Junho tak bisa tidur setelahnya. Pikirannya kacau. Walaupun ia paham dengan situasi yang terjadi, ia tak tahu penyebab dari situasi ini. Junho masih tidak berubah dari posisi berbaringnya hingga sinar mentari mulai memaksa menerobos celah-celah jendela kamarnya. Yang membuatnya mau tak mau harus bangkit dan melakukan aktivitasnya.
Junho turun setelah membersihkan diri. Masih terlalu awal untuk pergi ke universitas. Jadi, ia memutuskan untuk duduk di salah satu kursi di depan meja makan. Menunggu ibunya selesai memasak. Mungkin ibunya terlalu fokus dengan kegiatannya, hingga tak menyadari keberadaan Junho di balik meja makan.
"Eomma!" Panggilnya dengan pelan.
"Aish.. Junho-ya. Kau mengejutkan Eomma."
"Eomma sedang memasak apa? Aromanya membuat cacing di perutku meronta-ronta." Ucapan Junho membuat ibunya tertawa. Matanya bahkan juga tersenyum ketika tertawa. Sangat mirip dengan Junho.
"Eomma memasak makanan kesukaanmu. Ada sup iga sapi, kimchi, dan juga kimbap."
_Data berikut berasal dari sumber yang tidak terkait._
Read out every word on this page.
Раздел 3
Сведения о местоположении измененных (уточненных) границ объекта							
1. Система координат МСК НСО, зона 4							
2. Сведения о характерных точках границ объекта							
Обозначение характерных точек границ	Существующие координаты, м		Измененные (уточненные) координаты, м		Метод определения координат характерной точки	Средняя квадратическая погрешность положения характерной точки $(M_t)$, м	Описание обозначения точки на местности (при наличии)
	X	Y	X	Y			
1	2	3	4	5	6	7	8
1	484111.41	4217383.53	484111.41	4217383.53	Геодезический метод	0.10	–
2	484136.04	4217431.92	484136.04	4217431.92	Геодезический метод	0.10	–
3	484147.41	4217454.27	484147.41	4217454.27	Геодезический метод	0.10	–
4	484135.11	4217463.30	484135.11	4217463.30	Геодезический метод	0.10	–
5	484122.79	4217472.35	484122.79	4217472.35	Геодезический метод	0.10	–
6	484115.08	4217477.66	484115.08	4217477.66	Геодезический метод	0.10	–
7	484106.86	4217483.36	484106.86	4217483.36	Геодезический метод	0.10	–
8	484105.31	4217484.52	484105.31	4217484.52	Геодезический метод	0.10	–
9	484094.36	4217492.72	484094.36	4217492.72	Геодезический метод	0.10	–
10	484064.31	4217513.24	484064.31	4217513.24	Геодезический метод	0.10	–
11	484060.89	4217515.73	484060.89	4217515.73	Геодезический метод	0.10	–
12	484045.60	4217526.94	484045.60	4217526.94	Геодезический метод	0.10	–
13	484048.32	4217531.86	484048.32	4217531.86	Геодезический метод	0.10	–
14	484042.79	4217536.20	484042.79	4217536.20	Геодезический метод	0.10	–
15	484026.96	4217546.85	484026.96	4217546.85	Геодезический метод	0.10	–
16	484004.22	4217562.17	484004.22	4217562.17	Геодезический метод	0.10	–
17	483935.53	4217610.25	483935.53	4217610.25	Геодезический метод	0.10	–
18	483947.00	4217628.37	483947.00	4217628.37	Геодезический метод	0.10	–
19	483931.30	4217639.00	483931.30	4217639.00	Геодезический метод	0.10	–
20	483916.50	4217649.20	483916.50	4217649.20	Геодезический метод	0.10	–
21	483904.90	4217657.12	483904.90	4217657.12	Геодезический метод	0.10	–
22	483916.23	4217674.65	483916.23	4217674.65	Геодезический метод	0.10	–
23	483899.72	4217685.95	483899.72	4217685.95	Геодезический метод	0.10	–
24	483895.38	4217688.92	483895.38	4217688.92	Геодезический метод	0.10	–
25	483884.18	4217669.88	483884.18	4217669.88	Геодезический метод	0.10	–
Junho bangkit dari tempatnya. Ia melihat apa yang ibunya lakukan. Junho memeluk ibunya dari belakang. Kepalanya bertumpu pada pundak ibunya. "Eomma.." Ibunya mengusap lembut helaian rambut Junho.
"Wae? Kenapa kau tiba-tiba menjadi manja, hmm?" Junho hanya menggeleng sebagai jawabannya.
Benerapa menit kemudian, ibunya selesai memasak. Mereka pun menikmati sarapan bersama. Junho masih berusaha pura-pura tidak tahu apa-apa di depan ibunya. Begitu juga sebaliknya. Ibunya berusaha terlihat 'baik-baik saja' di depan Junho.
"Eomma. Appa dimana?" Pertanyaan Junho membuat gerakan ibunya terhenti. Ia menatap Junho lamat-lamat, kemudian tersenyum.
"Appamu sedang banyak pekarjaan. Pagi buta tadi, ia berangkat terlebih dahulu." Junho mengangguk-anggukkan kepalanya, kemudian melanjutkan sarapannya. Tak berselang lama, Junho menandaskan sarapannya. Sebelum berangkat, Junho mencium pipi ibunya singkat.
---
Seharian Junho tidak fokus dengan apa yang ia kerjakan. Melamun, tidak menanggapi lawan bicaranya, dan banyak terdiam. Itu semua yang dilakukan Cha Junho seharian ini. Membuat tanda tanya imajiner di kepala teman-temannya.
Hampir tengah malam, ketika Junho berjalan di persimpangan yang tak jauh dari rumahnya. Banyak urusan yang harus ia selesaikan. Yang membuatnya mau tak mau harus pulang hampir tengah malam. Setelah sampai di sepan rumah, hal yang pertama kali ia lihat adalah mobil milik ayahnya. Junho membuka pagar rumahnya. Ketika ia hendak meraih kenop pintu rumahnya, ia mendengar sesuatu yang pecah.
Junho berlari ke dalam rumahnya. Ia sangat terkejut melihat ibunya ditampar oleh ayahnya dengan sangat keras, hingga terjatuh. Junho segera menghampiri ibunya.
"Appa! Kenapa kau melakukan ini?" Junho menatap ayahnya dengan tatapan yang sulit diartikan. Kemudian, tatapannya jatuh pada seorang wanita yang berdiri di belakang ayahnya. Sekarang ia benar-benar mengerti situasi yang sedang dihadapinya.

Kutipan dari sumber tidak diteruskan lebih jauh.